The purpose of writing this blog is not to promote how to lie or cheat with statistics but to help you spot other people lying or, politely speaking, to spot their “statistical abuse”.
In fact, you cannot work in statistics for too long before someone comes along and demonstrate to you how you can play unethical tricks with statistics. We have seen many people often misuse statistics when attempting to persuade someone to their point of view, although their original or raw data collected might be truthful and reliable.
The famous quote: “There are three kinds of lies: lies, damned lies, and statistics.” first attributed to the 19th century British Prime Minister Benjamin Disraeli but the source for this view was popularized in the autobiography of Mark Twain, where he made that attribution. Twain used this phrase to talk about the persuasive power numbers have and how they can be manipulated by individuals to push a public agenda.

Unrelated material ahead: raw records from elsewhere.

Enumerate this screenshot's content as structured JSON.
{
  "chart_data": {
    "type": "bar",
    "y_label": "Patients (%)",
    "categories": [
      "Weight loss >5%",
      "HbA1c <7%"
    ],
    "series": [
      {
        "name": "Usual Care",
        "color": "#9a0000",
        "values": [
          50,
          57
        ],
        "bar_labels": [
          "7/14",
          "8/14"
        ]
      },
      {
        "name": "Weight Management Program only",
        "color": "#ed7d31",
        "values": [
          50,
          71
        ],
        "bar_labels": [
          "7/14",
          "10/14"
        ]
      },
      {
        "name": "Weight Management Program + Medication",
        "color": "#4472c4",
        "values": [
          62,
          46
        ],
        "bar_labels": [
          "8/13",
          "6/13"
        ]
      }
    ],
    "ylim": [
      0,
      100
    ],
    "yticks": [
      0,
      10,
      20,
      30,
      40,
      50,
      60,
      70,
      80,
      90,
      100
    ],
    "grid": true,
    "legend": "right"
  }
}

There is even a small but very popular book called How to Lie with Statistics by former editor at Look magazine Better Homes and Gardens, Darrell Huff, published more than 60 years ago in 1954 and still in print, translated in many different languages. Some say it is the most widely read statistics book in the world. His many examples of “lies” are the misleading statistical trickery and presentation used in politics, commercial disclosure and the media as ammunition to win support.
Huff was not a trained statistician and his presentation of the topic can be charitably described as informal and some of the illustrations in the book would be quite offensive, if they were included in a contemporary statistic book. But, what was true in 1954 is just as true today.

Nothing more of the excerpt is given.